In the 1980's both the Fleischmans and Mr. Levy and Ms. White were 
widely known in the antiquities trade for their aggressive pursuit of 
top objects. In the late 1980's and early 90's, both couples were also 
charter members of the Philodoroi, a small group of wealthy patrons 
founded to support the Met's Greek and Roman department.

Underscoring the close connections between the two couples and the 
objects they acquired, two fragments of a Pompeian fresco from the 
Fleischman collection fitted like a puzzle piece with a third fragment 
in the Levy-White collection. It is unknown how the piece reached Mr. 
Levy and Ms. White, but the Fleischmans' two pieces are mentioned in 
the case against Ms. True - and have been linked by Italian 
investigators to other Pompeian fresco fragments confiscated from Mr. 
Medici that are of the same condition, style and age.

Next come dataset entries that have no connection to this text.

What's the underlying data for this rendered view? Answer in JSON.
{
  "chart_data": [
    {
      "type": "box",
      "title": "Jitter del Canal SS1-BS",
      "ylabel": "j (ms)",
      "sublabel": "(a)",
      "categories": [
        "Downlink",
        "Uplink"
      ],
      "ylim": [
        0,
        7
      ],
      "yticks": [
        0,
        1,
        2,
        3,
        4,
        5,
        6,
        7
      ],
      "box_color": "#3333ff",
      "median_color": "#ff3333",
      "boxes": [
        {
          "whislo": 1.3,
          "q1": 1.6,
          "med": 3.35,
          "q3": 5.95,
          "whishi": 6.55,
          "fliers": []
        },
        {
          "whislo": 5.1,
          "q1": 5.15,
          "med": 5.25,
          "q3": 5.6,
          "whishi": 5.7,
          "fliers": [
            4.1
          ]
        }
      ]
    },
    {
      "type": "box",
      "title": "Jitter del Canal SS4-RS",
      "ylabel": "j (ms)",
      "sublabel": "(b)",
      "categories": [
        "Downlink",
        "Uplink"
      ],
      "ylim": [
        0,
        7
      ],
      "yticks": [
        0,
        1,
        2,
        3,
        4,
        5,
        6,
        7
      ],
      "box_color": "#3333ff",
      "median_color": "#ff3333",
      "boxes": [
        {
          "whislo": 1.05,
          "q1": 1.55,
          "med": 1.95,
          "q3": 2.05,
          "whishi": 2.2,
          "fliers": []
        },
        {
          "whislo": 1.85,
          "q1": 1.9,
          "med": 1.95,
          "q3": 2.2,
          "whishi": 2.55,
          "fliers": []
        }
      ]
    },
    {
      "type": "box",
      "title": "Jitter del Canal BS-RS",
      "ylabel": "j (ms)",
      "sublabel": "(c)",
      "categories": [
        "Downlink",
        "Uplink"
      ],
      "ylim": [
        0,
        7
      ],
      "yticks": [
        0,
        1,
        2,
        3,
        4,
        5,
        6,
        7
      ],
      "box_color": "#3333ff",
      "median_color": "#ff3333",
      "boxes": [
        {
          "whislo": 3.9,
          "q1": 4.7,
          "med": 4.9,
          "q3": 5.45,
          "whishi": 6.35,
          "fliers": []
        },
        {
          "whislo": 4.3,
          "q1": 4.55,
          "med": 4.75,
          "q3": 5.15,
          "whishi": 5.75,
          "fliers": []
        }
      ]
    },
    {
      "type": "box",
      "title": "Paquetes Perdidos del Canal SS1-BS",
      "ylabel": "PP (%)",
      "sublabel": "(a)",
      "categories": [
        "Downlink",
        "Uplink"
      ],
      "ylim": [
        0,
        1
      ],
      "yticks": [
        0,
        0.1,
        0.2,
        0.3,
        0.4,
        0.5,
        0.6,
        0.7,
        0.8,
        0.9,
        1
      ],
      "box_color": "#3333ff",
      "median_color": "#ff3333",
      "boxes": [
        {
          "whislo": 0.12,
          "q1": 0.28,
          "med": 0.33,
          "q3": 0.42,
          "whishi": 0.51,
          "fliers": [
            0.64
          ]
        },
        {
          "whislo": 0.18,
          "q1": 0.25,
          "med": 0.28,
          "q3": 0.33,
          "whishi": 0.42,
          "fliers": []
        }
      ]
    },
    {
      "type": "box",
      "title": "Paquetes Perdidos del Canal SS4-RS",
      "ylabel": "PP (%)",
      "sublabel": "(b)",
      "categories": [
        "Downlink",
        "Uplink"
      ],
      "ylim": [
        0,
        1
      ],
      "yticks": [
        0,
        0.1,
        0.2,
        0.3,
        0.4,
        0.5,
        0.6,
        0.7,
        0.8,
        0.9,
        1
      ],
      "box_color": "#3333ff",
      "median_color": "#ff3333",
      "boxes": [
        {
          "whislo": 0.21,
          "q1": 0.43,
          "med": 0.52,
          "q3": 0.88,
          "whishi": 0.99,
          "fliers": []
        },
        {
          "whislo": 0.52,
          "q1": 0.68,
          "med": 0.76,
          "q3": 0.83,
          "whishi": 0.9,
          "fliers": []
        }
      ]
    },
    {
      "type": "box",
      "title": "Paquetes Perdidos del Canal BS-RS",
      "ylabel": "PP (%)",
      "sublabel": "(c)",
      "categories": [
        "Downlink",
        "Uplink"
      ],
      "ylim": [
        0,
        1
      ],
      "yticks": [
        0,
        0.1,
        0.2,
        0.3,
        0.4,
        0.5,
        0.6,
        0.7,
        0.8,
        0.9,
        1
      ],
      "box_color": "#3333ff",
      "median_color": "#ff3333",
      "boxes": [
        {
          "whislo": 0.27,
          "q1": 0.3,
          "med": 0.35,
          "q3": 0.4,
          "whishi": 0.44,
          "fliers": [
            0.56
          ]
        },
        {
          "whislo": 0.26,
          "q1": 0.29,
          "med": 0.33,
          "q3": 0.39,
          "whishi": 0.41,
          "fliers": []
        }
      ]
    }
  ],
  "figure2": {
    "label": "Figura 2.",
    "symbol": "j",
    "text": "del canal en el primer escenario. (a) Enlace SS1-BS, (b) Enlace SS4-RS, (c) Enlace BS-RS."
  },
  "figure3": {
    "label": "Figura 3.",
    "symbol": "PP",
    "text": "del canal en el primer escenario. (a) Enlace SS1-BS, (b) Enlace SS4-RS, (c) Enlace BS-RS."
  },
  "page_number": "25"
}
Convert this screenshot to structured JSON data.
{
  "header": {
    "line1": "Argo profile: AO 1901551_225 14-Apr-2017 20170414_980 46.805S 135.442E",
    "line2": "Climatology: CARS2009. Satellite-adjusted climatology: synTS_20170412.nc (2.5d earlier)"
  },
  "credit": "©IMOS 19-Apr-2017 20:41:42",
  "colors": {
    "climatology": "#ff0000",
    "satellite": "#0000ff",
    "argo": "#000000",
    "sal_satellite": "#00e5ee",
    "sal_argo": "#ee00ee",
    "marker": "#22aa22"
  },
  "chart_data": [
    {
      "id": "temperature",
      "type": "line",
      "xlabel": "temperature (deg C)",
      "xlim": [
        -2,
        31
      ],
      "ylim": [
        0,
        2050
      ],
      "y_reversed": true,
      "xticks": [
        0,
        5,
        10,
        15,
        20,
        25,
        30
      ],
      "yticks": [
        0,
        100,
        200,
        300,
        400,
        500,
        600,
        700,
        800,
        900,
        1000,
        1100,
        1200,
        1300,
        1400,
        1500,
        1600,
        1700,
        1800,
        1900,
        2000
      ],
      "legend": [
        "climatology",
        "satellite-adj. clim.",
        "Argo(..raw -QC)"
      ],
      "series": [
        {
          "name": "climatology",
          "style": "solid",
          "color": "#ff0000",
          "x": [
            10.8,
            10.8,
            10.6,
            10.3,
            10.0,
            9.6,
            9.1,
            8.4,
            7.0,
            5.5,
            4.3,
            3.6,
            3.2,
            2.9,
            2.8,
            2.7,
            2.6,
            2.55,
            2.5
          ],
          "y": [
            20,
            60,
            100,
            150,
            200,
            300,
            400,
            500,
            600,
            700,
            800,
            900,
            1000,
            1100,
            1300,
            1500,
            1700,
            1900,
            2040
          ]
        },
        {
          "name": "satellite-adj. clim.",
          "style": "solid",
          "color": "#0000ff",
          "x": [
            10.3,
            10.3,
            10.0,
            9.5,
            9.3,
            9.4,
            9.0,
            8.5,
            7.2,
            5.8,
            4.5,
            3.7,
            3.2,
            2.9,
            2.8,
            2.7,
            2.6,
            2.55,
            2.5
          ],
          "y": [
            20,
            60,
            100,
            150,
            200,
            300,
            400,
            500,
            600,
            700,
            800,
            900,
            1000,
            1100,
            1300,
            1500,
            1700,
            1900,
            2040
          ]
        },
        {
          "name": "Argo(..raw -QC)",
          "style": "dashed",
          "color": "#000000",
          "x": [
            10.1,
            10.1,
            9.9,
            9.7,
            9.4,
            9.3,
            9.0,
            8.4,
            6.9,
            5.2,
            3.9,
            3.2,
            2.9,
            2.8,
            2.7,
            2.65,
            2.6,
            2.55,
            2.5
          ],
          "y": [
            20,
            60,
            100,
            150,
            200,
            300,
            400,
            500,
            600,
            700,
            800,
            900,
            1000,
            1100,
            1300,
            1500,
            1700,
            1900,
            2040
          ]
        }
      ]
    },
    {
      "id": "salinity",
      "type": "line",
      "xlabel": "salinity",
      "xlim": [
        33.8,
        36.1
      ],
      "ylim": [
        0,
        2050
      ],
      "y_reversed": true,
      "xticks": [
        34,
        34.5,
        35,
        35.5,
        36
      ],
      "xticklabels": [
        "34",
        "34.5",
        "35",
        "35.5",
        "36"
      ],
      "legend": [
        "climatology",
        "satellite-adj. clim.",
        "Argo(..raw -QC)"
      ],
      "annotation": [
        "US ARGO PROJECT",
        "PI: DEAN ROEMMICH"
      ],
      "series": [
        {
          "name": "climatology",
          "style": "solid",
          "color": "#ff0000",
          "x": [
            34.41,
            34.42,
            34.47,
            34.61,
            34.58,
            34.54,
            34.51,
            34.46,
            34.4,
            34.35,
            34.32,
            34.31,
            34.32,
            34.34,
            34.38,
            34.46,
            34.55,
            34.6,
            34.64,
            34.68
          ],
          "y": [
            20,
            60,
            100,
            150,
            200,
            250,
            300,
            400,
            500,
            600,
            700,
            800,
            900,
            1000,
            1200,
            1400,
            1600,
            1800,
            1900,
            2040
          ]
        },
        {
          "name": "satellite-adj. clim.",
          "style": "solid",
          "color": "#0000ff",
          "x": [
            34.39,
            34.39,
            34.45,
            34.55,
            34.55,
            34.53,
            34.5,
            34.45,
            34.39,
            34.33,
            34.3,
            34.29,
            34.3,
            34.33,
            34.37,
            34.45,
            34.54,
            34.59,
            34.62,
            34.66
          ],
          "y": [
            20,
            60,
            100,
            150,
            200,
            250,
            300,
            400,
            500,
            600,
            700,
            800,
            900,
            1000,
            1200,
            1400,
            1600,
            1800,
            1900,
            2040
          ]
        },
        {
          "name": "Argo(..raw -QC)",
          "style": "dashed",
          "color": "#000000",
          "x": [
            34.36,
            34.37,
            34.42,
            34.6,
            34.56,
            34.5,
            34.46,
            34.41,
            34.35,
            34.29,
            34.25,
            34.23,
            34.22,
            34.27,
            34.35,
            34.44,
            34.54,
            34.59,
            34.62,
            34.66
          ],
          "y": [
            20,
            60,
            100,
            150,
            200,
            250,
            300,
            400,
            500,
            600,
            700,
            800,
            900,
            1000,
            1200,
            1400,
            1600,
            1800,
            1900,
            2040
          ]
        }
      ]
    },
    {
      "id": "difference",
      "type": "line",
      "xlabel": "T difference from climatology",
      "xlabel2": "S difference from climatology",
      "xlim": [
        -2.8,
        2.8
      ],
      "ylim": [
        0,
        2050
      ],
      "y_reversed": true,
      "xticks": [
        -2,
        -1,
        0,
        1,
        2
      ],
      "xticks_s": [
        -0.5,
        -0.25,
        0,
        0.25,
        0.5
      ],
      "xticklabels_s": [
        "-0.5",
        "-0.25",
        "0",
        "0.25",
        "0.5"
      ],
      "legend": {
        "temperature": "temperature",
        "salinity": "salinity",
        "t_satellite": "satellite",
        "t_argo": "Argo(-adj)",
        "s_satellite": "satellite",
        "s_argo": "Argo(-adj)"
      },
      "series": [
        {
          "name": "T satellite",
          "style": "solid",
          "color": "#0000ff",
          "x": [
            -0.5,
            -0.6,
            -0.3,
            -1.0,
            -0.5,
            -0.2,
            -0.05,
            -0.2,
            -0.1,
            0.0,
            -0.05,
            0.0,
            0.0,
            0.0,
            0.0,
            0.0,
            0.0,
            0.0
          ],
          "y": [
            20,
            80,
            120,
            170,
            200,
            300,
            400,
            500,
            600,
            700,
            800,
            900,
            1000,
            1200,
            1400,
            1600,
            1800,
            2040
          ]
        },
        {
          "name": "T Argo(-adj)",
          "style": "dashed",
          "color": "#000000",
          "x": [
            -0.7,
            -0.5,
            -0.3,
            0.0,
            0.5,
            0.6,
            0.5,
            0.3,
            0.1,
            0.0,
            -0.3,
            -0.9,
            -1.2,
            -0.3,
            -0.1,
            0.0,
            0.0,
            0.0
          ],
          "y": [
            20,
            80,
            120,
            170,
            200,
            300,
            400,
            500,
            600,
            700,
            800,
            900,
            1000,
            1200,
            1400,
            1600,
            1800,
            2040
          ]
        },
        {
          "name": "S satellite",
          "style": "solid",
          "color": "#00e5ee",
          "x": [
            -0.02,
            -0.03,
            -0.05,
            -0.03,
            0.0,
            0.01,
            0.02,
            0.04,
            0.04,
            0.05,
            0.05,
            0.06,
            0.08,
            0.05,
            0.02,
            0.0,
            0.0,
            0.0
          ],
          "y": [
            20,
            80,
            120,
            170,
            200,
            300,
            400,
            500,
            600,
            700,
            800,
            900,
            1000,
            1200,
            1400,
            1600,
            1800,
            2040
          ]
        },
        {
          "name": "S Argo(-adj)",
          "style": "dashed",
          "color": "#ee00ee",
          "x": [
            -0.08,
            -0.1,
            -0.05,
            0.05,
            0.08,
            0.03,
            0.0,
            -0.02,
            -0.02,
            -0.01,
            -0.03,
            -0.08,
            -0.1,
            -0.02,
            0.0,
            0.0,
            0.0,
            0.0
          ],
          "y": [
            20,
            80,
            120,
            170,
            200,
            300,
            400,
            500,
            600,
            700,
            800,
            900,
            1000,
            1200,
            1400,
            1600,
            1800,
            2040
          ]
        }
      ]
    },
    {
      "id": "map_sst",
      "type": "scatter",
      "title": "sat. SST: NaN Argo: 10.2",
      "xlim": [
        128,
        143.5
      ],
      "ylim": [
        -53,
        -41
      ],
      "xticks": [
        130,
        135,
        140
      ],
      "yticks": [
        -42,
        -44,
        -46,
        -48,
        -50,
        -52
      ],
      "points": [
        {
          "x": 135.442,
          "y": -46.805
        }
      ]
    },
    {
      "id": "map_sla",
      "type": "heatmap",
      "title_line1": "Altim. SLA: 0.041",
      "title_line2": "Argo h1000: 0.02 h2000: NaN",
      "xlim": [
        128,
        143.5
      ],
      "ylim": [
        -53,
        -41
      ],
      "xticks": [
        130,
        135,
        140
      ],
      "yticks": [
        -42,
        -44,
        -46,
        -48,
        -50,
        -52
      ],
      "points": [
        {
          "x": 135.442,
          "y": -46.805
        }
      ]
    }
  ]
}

In many ways, Ms. White is the profile of an ideal trustee, and not 
just for her financial largess. Beginning in the late 1980's, she and 
her husband, along with several other collectors like the Fleischmans, 
brought enormous energy to a Greek and Roman department that had for 
years been known for its lack of exhibition programming and its dry 
display of Greek vases, lined up neatly in rows. She has also been 
active on the board, serving on the acquisitions committee. (Another 
member of that committee is Arthur Ochs Sulzberger, chairman emeritus 
of The New York Times Company.)

In 1990 the major Levy-White show at the Met established the couple's 
collection as one of the most spectacular of its kind. But by bringing 
it to world attention, the show raised serious questions in many 
quarters about how it was acquired.

The Turkish government contended that one object in the exhibition, 
part of a statue known as "Weary Herakles," was stolen in 1980 from an 
excavation site in southern Turkey. In 1993, the couple reached a legal 
settlement arranging the return of a group of Roman bronze objects that 
had been taken from a private farm in England before Mr. Levy and Ms. 
White bought them from a New York dealer.

In a lengthy study in 1999, two prominent British archaeologists, David 
Gill and Christopher Chippindale, determined that 93 percent of the 
objects in the Met's Levy-White show had no known provenance.